🥵 Burnout Paradise by Pony Cam
A messy, clever, and jubilant physicalisation of burnout
In this Fringe show, four performers are stuck on treadmills racing against the clock to do everything that needs doing—cooking, grant applications, Shakespeare, reading the news, and more.
This is Burnout Paradise, billed as a physical celebration of the euphoria that comes before burnout.
Obviously, this show is an impossible and never ending task. But in trying anyways, Burnout Paradise becomes a messy, clever, and jubilant physicalisation of burnout. It reminds us of the fun that it is to run yourself ragged. I’ve done it before, and I’ll do it again.
The rapport that Pony Cam establishes is also something to marvel at. The cast is stuck on their respective treadmills, so it’s up to us to get them their props, ingredients, and supplies. There’s a gatorade station at the back and even a merch stand—which I’ll come back to.
This is a work by some of Melbourne’s hottest makers at the top of their game—they won best theatre at Fringe last year and they’re back with an enthralling pitch.

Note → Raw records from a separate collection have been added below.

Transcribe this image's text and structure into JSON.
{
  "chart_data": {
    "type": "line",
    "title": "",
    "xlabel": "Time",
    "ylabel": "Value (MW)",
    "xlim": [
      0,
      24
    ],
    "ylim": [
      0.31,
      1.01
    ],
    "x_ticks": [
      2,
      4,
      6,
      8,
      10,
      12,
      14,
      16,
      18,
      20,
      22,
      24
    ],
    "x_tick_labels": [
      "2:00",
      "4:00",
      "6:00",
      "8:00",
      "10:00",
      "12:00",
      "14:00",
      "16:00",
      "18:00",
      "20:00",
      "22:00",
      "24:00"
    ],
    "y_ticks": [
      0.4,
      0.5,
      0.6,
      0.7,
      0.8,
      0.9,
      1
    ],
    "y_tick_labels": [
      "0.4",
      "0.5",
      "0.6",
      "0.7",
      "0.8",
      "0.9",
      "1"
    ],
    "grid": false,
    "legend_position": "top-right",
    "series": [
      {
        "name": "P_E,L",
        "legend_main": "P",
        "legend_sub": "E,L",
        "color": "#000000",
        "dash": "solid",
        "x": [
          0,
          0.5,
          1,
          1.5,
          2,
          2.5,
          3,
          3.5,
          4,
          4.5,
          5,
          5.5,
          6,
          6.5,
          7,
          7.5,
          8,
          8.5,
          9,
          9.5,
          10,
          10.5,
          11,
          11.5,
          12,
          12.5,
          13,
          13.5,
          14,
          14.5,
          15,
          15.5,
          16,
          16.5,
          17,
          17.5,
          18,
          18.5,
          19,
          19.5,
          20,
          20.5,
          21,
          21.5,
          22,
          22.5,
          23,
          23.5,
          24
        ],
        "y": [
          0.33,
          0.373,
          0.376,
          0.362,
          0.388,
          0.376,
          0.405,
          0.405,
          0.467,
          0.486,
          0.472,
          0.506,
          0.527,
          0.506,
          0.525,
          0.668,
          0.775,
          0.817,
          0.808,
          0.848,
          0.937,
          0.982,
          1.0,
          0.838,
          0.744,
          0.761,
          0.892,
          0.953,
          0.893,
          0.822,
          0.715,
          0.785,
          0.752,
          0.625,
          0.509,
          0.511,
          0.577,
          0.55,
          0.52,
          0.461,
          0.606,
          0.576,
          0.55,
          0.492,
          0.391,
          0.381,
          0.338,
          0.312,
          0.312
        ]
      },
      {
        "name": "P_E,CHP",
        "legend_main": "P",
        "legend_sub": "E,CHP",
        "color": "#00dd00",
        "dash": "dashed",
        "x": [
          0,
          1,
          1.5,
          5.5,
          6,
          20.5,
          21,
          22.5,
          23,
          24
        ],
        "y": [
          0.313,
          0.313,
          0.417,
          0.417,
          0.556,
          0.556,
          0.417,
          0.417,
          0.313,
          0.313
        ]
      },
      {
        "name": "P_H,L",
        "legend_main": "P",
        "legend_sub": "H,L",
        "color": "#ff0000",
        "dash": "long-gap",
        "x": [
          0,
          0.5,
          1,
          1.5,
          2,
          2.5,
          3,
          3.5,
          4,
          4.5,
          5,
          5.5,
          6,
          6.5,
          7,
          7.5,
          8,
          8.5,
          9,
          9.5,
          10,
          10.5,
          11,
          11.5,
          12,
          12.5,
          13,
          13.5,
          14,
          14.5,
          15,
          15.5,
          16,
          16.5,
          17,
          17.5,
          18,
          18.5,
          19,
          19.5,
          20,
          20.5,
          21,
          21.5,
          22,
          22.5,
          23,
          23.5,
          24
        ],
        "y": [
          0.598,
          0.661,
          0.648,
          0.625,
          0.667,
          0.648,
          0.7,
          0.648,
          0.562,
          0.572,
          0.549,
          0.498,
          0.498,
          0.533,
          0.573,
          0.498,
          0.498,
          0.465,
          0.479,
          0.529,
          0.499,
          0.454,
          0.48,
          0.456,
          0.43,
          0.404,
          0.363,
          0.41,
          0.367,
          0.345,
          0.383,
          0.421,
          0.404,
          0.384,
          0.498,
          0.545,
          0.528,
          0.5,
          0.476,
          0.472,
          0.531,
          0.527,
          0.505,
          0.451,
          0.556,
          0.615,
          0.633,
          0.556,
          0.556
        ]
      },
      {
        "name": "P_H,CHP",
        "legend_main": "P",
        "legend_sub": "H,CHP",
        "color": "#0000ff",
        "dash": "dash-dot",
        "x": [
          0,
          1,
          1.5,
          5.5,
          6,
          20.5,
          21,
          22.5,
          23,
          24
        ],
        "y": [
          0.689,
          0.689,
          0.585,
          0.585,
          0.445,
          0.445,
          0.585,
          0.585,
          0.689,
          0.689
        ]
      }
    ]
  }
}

But I don’t think, for me, the pitch lands.
For artists, burnout is real, tantalising, and career-shattering—but I’m more interested in whose careers can get shattered by burnout, an angle Burnout Paradise side steps entirely.
What we see on stage is 4 thin, able-bodied theatre-makers toying with burnout, seeing if they can make it all work. And on the evening I went they came tantalisingly close to achieving everything.
They describe the show as an unraveling realisation that the systems we participate in are not designed for us—but what their almost success exposes is that the systems work just fine for those who it’s designed for.
I certainly couldn’t perform Burnout Paradise, and I don’t think many with bodies like mine could either. Rather than a critique of Burnout, what we see is a celebration of burnout, of pushing through it, and of how you literally can go further with a certain body.
And to underscore that, of the merch they had at the show, the largest was in a size 2xl. I’m a 3xl, so had to settle for a tote.
I find that indicative of the superficial body politics at play in Burnout Paradise. Bodies like mine aren’t a part of Pony Cam’s world and so their analysis of burnout, exhaustion, and endurance is weaker for it.
But, don’t let my fat analysis convince you not to go. This is absolutely a must-see at fringe for its insane and raucous attempt at achieving the impossible, it’s just a shame that for the most part, it’s all possible.
Burnout Paradise is on at Trades Hall as part of Melbourne Fringe until the 22nd of October.